ÉVALUATION DE LA PERFORMANCE
C’est justement sur ce terrain de l’efficacité et, partant, de l’évaluation de la performance d’une technique par rapport à l’autre que la querelle s’est nouée avec la psychanalyse. Le premier acte de la controverse s’est joué fin 2003, autour de l’amendement Accoyer : soucieux de préserver le public d’éventuels charlatans, l’actuel vice-président de l’UMP avait fait voter le principe d’une réglementation du métier de psychothérapeute, jusqu’alors libre d’accès. Le texte du député réservait le titre de psychothérapeute aux médecins et psychologues, et demandait aux autres professionnels, dont beaucoup étaient également psychanalystes, de se soumettre à une « évaluation » de leur pratique. Suscitant un débat houleux pendant plusieurs mois, l’amendement a été dénoncé comme une tentative de « médicaliser la souffrance psychique » et une volonté, implicite, de réduire la pratique des psychothérapies, dont la plupart sont de tendance analytique, aux thérapies comportementales.

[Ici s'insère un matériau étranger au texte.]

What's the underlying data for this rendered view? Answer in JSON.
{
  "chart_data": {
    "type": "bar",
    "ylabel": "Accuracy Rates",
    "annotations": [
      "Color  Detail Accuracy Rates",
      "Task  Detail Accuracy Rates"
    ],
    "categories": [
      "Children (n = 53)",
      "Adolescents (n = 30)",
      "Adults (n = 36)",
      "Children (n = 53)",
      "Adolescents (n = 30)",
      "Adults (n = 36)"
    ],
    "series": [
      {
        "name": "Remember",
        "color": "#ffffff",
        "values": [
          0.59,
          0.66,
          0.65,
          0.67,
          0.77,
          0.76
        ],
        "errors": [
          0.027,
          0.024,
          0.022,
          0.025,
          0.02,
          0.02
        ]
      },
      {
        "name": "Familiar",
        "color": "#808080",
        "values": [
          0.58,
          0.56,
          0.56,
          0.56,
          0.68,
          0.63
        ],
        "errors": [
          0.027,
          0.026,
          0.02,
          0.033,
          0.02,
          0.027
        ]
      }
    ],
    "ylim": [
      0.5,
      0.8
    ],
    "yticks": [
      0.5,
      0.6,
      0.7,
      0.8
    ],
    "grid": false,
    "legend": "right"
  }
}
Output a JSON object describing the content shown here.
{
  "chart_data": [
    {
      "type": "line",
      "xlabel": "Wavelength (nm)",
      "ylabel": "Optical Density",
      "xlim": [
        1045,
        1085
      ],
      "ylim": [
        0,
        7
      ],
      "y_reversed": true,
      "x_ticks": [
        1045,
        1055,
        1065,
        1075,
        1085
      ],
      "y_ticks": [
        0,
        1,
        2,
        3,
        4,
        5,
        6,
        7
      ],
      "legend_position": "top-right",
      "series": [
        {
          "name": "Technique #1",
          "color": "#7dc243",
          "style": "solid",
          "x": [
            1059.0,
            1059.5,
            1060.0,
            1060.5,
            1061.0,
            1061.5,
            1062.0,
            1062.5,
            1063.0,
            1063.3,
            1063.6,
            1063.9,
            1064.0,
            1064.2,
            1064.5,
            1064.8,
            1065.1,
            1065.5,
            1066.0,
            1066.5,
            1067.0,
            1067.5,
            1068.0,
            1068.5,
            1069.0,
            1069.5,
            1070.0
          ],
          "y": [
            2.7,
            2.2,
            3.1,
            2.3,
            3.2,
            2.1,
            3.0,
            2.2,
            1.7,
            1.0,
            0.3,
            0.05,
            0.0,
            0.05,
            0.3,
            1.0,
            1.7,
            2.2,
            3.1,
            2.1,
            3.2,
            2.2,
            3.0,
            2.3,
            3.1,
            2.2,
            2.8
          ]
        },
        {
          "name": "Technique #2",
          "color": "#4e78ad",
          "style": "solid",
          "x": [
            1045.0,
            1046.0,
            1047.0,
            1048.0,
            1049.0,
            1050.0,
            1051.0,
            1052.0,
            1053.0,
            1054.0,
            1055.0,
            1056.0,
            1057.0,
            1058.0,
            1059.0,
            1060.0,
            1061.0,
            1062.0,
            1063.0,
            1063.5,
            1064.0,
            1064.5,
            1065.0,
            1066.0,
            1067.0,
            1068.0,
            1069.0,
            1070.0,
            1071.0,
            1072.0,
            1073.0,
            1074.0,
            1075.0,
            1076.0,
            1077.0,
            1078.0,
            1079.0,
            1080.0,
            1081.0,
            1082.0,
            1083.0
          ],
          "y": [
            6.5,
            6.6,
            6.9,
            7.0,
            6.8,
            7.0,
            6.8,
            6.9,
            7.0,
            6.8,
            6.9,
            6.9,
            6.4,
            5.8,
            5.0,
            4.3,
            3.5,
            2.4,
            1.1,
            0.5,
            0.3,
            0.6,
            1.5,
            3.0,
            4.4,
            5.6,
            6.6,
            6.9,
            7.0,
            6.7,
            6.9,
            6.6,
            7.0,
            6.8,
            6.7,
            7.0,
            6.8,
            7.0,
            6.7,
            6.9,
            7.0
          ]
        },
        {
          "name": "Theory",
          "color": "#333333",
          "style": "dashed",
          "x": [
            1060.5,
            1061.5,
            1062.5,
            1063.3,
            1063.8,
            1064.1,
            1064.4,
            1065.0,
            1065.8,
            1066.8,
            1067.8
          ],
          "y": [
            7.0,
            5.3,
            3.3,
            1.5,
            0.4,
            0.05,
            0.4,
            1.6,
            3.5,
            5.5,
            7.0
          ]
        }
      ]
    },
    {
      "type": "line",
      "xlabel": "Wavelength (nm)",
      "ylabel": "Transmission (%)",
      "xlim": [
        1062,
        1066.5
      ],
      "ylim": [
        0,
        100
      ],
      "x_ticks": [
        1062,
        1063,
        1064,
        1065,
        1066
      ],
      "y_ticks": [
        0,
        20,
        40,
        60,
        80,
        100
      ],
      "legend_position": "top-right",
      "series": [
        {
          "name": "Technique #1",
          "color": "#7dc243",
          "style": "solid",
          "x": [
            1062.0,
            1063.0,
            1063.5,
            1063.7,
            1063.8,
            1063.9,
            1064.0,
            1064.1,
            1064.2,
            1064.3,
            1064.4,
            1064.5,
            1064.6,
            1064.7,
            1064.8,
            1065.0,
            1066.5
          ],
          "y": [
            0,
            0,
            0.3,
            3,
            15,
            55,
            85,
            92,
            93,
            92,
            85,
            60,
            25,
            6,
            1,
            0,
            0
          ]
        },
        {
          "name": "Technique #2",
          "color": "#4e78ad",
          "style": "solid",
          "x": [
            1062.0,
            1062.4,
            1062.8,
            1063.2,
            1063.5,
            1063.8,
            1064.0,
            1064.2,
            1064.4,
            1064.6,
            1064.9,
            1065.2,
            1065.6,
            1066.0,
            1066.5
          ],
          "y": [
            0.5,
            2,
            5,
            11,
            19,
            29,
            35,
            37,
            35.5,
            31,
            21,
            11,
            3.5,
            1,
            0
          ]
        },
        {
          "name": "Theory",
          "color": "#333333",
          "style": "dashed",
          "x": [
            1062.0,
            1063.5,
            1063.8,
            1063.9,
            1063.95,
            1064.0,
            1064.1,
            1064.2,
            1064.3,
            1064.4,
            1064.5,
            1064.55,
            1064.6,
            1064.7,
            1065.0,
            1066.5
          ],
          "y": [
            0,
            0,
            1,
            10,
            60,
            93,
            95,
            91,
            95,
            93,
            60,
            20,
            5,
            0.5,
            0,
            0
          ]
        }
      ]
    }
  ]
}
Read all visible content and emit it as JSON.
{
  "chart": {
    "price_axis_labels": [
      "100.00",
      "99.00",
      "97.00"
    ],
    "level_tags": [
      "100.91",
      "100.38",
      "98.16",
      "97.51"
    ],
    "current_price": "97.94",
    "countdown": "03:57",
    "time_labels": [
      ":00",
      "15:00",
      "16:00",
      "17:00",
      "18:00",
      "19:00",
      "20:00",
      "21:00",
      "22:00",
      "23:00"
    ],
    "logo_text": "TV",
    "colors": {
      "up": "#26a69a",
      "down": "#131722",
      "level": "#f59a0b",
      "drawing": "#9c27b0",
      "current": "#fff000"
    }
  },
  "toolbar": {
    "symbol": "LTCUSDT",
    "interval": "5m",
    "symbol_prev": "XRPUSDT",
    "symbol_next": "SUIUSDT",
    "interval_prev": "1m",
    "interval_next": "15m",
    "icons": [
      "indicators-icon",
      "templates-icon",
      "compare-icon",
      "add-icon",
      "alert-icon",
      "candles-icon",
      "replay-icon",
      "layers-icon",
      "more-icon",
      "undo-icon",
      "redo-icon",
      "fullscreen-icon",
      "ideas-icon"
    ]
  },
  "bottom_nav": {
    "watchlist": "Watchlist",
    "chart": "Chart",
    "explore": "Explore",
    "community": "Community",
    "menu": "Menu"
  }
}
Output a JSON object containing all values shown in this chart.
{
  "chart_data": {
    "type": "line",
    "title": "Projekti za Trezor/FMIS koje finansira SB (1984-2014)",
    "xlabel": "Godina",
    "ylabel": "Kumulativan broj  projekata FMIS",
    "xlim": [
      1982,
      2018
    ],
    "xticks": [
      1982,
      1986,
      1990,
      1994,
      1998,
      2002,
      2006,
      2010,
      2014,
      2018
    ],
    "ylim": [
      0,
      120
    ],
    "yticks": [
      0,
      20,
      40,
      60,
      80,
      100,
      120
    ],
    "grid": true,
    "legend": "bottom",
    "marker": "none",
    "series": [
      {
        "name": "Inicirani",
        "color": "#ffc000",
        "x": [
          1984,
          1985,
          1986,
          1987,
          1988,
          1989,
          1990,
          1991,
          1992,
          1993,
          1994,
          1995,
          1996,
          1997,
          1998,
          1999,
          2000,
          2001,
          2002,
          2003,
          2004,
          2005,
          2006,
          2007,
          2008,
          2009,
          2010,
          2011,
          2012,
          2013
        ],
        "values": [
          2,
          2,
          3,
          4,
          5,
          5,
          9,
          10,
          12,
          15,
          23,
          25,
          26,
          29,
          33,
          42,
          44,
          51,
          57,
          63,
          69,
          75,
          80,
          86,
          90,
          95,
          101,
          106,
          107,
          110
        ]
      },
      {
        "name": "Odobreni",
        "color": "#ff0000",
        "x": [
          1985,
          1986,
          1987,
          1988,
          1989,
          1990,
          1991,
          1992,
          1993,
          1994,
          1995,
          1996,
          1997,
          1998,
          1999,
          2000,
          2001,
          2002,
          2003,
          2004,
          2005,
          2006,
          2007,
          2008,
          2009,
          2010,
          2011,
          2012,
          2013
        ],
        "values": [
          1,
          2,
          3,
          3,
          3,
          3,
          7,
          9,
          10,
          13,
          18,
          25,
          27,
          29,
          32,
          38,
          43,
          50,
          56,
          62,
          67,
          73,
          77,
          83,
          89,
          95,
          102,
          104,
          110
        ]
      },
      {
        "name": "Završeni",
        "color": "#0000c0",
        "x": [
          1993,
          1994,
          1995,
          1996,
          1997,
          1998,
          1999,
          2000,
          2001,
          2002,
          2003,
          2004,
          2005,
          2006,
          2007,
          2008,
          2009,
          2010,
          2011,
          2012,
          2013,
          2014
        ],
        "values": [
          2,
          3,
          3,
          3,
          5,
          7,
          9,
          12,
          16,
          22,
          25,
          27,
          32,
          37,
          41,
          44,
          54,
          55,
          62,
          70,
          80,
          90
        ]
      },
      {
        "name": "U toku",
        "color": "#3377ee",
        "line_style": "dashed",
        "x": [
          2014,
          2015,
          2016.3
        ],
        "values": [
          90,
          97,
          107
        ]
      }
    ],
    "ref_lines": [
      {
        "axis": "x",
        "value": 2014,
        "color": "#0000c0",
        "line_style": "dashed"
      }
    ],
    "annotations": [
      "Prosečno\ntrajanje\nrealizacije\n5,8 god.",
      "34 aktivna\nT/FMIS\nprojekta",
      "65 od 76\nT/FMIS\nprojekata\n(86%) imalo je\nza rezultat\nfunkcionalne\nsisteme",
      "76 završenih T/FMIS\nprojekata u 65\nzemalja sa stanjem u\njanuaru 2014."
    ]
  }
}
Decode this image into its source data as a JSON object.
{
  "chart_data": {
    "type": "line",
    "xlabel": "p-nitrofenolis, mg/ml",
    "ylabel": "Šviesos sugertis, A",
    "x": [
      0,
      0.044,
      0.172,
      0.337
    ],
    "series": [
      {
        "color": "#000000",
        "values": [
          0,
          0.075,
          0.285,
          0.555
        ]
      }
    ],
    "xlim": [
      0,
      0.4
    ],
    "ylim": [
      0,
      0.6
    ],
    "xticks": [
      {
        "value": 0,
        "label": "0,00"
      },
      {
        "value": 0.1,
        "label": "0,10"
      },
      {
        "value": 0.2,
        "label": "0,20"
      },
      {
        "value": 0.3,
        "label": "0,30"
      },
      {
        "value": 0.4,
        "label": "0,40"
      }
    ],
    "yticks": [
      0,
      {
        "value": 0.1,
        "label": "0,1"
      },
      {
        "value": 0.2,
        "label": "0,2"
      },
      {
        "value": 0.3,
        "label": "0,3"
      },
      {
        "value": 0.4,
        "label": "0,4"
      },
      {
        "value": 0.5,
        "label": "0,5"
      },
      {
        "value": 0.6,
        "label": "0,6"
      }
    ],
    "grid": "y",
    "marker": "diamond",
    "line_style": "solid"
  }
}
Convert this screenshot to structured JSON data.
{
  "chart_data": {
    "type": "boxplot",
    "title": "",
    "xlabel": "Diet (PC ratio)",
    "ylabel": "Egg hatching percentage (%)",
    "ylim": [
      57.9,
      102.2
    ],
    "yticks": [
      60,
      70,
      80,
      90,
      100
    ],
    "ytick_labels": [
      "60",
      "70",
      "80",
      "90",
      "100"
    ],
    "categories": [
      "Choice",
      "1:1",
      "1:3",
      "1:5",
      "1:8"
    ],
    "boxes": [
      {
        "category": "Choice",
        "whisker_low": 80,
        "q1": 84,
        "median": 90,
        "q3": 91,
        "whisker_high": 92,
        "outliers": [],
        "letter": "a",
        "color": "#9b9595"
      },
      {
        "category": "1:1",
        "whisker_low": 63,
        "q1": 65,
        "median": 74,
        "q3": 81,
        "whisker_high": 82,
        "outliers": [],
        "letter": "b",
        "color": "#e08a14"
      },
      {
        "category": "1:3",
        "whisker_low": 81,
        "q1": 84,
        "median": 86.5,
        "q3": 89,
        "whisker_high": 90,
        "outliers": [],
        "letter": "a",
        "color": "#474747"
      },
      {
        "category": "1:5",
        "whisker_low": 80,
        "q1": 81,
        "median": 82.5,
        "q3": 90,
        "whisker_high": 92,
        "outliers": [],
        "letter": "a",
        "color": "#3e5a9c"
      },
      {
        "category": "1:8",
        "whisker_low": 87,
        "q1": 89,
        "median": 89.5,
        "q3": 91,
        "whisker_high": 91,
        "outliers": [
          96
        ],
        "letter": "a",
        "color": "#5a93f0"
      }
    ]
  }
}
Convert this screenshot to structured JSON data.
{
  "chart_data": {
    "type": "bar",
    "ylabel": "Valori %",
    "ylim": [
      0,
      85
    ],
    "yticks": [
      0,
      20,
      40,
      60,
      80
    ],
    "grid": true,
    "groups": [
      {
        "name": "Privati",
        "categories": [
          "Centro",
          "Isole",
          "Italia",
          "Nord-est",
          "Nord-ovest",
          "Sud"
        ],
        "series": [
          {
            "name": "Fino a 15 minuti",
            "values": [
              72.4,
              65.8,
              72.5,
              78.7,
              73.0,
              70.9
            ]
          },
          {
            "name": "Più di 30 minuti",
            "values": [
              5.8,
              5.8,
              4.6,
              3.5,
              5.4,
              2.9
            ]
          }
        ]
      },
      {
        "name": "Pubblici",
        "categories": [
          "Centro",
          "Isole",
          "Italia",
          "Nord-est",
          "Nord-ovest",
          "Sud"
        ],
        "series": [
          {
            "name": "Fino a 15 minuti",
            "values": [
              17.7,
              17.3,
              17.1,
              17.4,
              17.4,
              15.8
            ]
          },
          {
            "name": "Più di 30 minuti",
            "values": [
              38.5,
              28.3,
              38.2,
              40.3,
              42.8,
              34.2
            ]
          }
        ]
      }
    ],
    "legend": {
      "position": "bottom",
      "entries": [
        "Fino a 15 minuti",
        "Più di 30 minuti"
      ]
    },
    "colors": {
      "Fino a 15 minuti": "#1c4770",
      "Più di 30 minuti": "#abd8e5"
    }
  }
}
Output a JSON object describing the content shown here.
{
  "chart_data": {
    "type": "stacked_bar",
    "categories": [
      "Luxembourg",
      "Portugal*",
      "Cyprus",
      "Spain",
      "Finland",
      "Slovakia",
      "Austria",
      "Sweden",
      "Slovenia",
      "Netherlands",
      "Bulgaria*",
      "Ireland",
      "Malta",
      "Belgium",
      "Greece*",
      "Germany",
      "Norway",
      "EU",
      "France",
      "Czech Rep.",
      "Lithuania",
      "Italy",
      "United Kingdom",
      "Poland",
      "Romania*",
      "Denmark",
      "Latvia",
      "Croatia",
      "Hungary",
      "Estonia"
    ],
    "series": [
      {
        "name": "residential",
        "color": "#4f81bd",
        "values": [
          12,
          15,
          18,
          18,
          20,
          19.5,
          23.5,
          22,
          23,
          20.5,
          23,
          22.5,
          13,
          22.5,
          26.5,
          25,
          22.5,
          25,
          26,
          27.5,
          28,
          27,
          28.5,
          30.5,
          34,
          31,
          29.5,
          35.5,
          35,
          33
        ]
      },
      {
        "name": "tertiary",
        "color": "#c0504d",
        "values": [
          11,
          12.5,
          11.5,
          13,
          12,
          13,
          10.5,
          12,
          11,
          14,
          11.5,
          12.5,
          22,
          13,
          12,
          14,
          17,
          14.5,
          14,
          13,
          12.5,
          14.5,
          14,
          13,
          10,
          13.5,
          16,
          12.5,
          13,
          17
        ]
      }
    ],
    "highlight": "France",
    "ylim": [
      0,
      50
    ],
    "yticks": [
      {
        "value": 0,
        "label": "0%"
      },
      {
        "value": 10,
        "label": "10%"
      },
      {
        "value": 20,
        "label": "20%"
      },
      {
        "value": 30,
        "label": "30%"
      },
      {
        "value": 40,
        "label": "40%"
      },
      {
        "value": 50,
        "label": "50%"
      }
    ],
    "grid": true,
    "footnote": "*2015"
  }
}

D’implicite, l’opposition entre les courants a éclaté au grand jour dès le second acte, et la publication, par l’Inserm, en février 2004, d’une expertise collective intitulée Psychothérapie, trois approches évaluées . Procédant à un recueil d’analyses cliniques, essentiellement anglo-saxonnes, ce rapport concluait à la supériorité absolue des TCC sur les thérapies d’inspiration analytique. Les psychanalystes dénonçaient immédiatement cette « machine de guerre » visant à disqualifier leur discipline, en soulignant les biais méthodologiques nombreux de l’expertise et sa vision partiale. L’émotion fut si unanime dans le milieu psychanalytique que Philippe Douste-Blazy, alors ministre de la santé, finit par désavouer publiquement ce travail, en affirmant, en février, devant un parterre d’analystes lacaniens, que « le premier devoir d’une société est de reconnaître qu’il n’existe pas une seule réponse à la souffrance psychique » , laquelle n’est « ni mesurable ni évaluable » .

S’ils ont remporté une importante bataille avec le retrait de l’expertise de l’Inserm du site du ministère de la santé, les psychanalystes n’ont pas gagné la guerre. Celle-ci continue de faire rage, tant les praticiens des TCC ont ressenti l’épisode comme un affront – l’un des rédacteurs de l’expertise de l’Inserm, le psychiatre comportementaliste Jean Cottraux, est d’ailleurs cosignataire du Livre noir . Les deux camps fourbissent désormais leurs arguments pour leur prochain terrain d’affrontement, la question du statut du psychothérapeute, toujours pendante. Le nouveau ministre de la santé, Xavier Bertrand, réfléchit à la rédaction d’un décret mettant en oeuvre le dispositif adopté par la loi du 13 août 2004, à la suite de l’amendement Accoyer. Il pourrait confier à l’Université le soin de mettre en place un diplôme spécifique pour exercer la psychothérapie : au risque d’aviver les querelles de chapelles au sein de la faculté, où la concurrence entre les deux courants dans l’attribution des postes de psychopathologie clinique se fait chaque année de plus en plus féroce.